Bref, tout ça me donnait pas mal envie de voir ce film, je n'avais qu'une appréhension, mais pas des moindre: Eli Roth. De lui, je n'avais vu qu'Hostel, mais j'avais trouvé ce film assez minablement raccoleur, autant dans le sujet que dans le traitement sang pour sang-gore pour gore, qui ne savait pas trop se positionner entre horreur, comédie noire, Grand-Guignol, et qui pour moi manquait salement de point de vue. Mais bon, je me disais qu'il méritait quand même une autre chance, et que ce n'était pas très fair-play de le juger sur un seul film.
J'ai donc vu ce film hier, avec mes apriori et mes envies, et dans l'ensemble, sur les deux, je ne me suis pas trop trompée.

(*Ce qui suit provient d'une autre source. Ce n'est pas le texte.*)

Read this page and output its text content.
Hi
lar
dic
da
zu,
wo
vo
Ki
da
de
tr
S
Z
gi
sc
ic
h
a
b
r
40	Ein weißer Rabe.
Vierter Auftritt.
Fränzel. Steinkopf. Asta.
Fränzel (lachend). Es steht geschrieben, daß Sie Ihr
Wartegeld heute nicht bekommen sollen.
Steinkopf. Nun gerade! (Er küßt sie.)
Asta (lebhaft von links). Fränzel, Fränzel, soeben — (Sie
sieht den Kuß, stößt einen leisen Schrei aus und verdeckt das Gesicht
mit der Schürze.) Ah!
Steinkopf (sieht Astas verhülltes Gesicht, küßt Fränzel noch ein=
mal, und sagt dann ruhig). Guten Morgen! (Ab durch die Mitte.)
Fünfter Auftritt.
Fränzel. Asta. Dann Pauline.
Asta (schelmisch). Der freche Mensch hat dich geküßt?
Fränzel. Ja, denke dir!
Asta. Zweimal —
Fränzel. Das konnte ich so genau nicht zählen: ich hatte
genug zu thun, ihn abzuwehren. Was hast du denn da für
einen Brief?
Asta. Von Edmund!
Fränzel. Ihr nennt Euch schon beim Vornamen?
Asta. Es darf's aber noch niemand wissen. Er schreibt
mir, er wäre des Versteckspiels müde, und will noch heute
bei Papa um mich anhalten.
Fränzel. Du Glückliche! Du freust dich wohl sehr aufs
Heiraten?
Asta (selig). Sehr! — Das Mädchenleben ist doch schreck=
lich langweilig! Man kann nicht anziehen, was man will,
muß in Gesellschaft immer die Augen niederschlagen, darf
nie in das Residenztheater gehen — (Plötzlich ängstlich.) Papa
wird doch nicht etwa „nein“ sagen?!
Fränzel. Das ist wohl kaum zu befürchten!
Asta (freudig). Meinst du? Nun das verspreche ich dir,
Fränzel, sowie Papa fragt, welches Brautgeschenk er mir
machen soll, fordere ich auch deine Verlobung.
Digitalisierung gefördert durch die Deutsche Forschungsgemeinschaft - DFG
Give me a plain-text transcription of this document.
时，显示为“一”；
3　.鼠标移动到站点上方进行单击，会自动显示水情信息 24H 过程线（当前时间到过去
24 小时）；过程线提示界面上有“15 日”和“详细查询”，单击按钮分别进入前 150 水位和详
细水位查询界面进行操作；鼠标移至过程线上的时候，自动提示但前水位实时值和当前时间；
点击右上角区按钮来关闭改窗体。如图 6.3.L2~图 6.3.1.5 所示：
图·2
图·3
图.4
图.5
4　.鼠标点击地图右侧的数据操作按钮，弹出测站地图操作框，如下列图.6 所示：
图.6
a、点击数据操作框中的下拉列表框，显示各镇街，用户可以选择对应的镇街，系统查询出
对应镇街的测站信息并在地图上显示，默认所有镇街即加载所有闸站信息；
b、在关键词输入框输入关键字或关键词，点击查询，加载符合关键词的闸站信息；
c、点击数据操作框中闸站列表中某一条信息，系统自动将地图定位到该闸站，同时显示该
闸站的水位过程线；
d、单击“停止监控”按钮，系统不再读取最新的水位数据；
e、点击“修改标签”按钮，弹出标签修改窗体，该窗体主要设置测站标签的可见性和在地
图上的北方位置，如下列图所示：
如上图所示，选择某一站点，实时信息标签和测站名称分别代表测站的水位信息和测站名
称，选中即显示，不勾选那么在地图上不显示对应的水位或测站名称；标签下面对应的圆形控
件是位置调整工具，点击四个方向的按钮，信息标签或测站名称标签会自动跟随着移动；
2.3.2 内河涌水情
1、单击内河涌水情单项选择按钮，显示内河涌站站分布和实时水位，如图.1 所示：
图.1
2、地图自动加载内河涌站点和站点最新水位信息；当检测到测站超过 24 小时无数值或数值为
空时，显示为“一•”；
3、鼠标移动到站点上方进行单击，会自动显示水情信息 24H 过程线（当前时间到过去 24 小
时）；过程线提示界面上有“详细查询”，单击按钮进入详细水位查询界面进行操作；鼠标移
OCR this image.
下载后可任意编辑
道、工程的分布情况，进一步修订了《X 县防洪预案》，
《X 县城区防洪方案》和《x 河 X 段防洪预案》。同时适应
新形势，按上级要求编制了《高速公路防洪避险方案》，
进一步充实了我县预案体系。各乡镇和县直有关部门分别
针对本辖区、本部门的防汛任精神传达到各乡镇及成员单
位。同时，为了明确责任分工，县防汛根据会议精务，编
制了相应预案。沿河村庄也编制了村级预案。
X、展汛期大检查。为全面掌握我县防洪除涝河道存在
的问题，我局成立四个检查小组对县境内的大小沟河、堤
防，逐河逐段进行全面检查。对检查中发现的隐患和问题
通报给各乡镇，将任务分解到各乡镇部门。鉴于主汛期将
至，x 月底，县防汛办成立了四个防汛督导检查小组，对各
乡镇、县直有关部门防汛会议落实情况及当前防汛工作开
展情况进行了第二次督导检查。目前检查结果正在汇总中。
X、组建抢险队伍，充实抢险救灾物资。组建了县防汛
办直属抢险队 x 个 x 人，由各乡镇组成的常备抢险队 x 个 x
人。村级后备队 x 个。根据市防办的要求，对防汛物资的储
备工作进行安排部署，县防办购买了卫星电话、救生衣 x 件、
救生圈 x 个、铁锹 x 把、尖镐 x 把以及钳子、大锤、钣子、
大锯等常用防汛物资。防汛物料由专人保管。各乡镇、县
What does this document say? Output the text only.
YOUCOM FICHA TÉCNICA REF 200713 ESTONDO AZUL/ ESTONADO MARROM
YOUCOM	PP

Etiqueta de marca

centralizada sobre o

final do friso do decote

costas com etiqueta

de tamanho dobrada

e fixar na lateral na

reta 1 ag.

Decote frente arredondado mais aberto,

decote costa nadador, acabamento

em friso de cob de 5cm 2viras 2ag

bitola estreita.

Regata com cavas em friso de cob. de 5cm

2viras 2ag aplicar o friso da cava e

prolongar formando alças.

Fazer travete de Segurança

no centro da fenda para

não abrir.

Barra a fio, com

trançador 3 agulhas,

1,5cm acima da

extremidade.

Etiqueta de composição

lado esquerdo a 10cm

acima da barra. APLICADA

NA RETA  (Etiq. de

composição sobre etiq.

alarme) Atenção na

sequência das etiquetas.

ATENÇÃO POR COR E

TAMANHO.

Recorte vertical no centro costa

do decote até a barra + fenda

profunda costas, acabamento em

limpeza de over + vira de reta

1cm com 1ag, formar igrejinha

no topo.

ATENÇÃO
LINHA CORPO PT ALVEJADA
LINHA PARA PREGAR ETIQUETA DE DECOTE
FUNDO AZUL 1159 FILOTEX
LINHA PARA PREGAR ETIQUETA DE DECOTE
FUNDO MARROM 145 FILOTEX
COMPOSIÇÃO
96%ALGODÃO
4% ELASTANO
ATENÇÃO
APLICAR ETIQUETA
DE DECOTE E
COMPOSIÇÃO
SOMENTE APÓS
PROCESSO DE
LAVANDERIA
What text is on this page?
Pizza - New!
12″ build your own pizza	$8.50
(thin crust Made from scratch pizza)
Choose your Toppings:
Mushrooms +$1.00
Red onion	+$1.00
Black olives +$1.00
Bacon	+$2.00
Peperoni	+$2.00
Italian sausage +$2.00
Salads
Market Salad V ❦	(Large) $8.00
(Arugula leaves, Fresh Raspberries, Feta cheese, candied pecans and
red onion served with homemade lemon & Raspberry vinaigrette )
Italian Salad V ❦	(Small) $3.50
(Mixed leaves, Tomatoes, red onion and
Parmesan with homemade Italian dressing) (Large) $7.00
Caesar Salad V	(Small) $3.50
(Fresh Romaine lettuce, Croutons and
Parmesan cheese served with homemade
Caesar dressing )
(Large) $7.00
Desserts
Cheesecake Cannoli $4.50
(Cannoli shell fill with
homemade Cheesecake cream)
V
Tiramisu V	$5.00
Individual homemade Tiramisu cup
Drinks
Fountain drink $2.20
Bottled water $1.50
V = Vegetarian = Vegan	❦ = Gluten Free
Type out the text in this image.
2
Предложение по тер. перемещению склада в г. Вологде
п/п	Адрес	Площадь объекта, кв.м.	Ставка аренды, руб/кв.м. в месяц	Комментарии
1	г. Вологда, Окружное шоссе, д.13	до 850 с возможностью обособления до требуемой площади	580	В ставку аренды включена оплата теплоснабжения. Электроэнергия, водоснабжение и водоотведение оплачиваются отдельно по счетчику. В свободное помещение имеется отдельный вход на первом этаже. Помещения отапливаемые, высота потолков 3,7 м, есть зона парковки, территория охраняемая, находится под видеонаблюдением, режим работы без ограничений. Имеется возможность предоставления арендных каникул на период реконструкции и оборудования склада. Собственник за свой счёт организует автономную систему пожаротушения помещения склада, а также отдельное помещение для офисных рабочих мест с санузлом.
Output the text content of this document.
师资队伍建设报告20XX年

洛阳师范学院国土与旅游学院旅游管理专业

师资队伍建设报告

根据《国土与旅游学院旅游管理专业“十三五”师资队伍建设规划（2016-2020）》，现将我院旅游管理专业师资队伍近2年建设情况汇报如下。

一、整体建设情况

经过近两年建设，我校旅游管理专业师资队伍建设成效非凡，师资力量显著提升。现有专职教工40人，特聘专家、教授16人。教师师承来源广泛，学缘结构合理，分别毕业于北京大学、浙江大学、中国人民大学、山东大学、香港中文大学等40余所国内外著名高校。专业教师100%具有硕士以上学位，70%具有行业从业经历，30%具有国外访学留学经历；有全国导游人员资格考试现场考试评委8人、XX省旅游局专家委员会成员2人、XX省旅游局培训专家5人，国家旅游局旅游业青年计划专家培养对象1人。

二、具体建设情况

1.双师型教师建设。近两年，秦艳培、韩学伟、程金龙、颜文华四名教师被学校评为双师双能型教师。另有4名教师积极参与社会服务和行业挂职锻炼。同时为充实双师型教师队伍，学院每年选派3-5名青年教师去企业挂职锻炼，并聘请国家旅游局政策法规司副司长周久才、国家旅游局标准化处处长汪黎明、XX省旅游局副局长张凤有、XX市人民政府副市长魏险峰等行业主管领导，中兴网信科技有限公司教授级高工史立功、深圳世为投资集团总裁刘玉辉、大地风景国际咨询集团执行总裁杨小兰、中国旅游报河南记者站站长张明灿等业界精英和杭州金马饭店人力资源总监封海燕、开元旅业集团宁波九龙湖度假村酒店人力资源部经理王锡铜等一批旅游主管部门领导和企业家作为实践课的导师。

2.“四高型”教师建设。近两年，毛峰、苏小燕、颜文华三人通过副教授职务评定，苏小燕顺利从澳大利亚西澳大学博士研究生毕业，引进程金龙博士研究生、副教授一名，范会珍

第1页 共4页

En effet, s'il y a une chose que j'ai apprécié, c'est bien l'aspect "comédie noire" du scénario, l'ironie de l'histoire elle-même. Faire plonger de jeunes activistes imbus d'eux-mêmes au possible, venus assurer la défense de la forêt amazonienne et des tribus qui y vivent comme de preux chevaliers des temps modernes dans l'enfer de ce qu'il sont justement venus protéger est une assez bonne idée, d'autant plus que les personnages sont sacrément gratinés. Ces chevaliers blancs bien bourgeois qui décident de partir sauver la forêt amazonienne avec leurs téléphones portables et leur néocolonialisme rance (les jugements sur la population locale vont bon train), sans s'inquiéter de la manière dont cette opération est financée, on a quand même bien envie de les voir souffrir... Et la manière dont les bons sentiments de ces moralisateurs vont vite tourner au vinaigre dès l'arrivée de problèmes est assez rafraichissante. Pour moi, c'est le gros point positive de ce film: une satire grand-guignolesque du charity business, n'hésitant pas à mettre un gros coup de pied dans la fourmilière du moralisme.
Ceci étant dit, le scénario n'est pas, mais alors vraiment pas d'une originalité folle. D'abord à cause des personnages, qui ne sont qu'une galerie de clichés. A commencer par l'insupportable héroïne qui est la parfaite oie blanche-fille à papa-tête à claque, qui fait quand même tout pour qu'on ait envie qu'elle ramasse grave 1. Elle a un poster de 37.2 le matin 2. Sa motivation pour entrer dans l'activisme, c'est les beaux yeux d'un bellâtre idiot 3. La seule manière dont elle puisse supporter son père qui décidément s'inquiète beaucoup trop pour elle (rendez-vous compte, il lui demande où et avec qui elle part à l'étranger), c'est si sa bff l'accompagne. Bref, on est presque déçue qu'elle ne souffre pas plus. Les autres personnages sont encore plus caricaturaux: le beau gosse soit-disant charismatique qui se la joue Che Guevara en Ralph Lauren et qui, on s'en doute dès le premier plan où il apparaît, se révèlera être une pourriture, sa copine jalouse, blonde et prête à tout, la lesbienne tatouée et courageuse, la jolie blonde un peu niaise, le rigolo roux de service qui défend les plantes, surtout quand elles se fument, le mec gentil, noir et rondouillard, ce qui en fait la parfaite première victime, le geek intello qui parvient à garder son sang-froid et ses neurones en toutes situations...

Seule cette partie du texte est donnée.